6.1.1 Consistency of TOE Type
If this PP-Module is used to extend the MDF PP, the TOE type for the overall TOE is still a mobile device.
However, one of the functions of the device must be the ability for it to have Bluetooth capability. The TOE
boundary is simply extended to include that functionality.
6.1.2 Consistency of Security Problem Definition
The threats that apply to this PP-Module are inherited from the Base-PP to which the TOE also conforms. This
PP-Module does not add or remove any elements to the security problem definition given in the MDF PP.
PP-Module Threat, Assumption, OSP Consistency Rationale
T.NETWORK_EAVESDROP This threat comes directly from both base PPs.
T.NETWORK_ATTACK This threat comes directly from both base PPs.
6.1.3 Consistency of Objectives
The objectives that apply to this PP-Module are inherited from the Base-PP to which the TOE also conforms.
This PP-Module does not add or remove any elements to the objectives given in the MDF PP. The objectives
for the TOEs are consistent with the MDF PP based on the following rationale:
PP-Module TOE Objective Consistency Rationale
O.PROTECTED_COMMS This objective comes directly from the PP.
6.1.4 Consistency of Requirements
This PP-Module identifies several SFRs from the MDF PP that are needed to support Bluetooth functionality.

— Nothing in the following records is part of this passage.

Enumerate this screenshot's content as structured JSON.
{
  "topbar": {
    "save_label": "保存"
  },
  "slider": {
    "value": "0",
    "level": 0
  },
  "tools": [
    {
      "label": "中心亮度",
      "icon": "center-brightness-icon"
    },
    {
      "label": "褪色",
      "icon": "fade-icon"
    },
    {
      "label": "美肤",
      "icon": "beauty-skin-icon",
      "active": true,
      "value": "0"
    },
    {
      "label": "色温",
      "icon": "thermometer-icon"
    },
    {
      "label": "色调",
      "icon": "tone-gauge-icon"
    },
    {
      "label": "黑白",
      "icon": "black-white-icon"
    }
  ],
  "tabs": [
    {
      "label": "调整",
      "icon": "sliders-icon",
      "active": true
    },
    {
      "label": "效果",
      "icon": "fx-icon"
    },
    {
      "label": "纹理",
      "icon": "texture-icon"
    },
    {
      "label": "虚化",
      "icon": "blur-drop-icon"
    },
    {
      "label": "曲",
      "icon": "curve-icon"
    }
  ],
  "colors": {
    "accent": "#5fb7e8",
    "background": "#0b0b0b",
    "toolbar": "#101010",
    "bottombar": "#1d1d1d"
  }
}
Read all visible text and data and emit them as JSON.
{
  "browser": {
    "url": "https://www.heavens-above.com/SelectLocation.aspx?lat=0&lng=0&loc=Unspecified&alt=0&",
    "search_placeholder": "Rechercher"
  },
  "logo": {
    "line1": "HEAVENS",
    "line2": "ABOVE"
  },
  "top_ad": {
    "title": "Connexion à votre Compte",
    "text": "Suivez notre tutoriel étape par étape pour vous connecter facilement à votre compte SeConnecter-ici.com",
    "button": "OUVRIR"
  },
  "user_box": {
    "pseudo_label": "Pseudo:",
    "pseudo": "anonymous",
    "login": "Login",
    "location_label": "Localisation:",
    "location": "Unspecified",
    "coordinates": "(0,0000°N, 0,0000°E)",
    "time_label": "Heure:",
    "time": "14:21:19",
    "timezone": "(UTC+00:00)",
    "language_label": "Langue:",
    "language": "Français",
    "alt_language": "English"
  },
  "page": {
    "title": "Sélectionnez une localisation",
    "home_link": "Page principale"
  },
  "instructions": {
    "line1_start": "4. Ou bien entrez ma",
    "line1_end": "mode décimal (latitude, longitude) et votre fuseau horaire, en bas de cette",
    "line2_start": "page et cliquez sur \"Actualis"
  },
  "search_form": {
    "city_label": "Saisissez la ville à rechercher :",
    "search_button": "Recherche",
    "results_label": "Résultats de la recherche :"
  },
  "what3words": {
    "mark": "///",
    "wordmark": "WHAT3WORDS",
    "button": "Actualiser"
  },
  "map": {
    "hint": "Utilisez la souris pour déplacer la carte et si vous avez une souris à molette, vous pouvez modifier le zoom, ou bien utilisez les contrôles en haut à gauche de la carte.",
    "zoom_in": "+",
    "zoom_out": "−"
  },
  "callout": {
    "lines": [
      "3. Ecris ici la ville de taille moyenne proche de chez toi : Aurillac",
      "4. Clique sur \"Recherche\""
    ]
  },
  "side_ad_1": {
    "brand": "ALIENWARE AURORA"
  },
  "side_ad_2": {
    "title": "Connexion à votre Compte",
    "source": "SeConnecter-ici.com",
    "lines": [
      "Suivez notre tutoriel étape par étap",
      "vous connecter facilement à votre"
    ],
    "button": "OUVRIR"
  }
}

This is considered to be consistent because the functionality provided by the MDF PP is being used for its
intended purpose. The PP-Module also identifies a number of modified SFRs from the MDF PP as well as new
SFRs that are used entirely to provide functionality for Bluetooth. The rationale for why this does not conflict
with the claims defined by the MDF PP are as follows:
PP-Module
Requirement
Consistency Rationale
Modified SFRs
FMT_SMF_EXT.1 This SFR is unchanged from its definition in the Base-PP; the only change required
by this PP-Module is how to interpret it in the context of Bluetooth capabilities.
Additional SFRs
FMT_SMF_EXT.1/BT The ST author is instructed to complete an assignment in the SFR with information
related to Bluetooth, and to include additional management functions in this SFR
based on the Bluetooth capability defined by the PP-Module.
Mandatory SFRs
FAU_GEN.1/BT The PP-Module defines auditable events for Bluetooth that extends the audit
functionality defined in each Base-PP.
FCS_CKM_EXT.8 This SFR applies to the frequency of key generation activity. This does not conflict
with the Base-PP because it involves a key generation mechanism defined in the
Base-PP and relates exclusively to Bluetooth functionality so it does not affect any
other key generation activities required by the Base-PP.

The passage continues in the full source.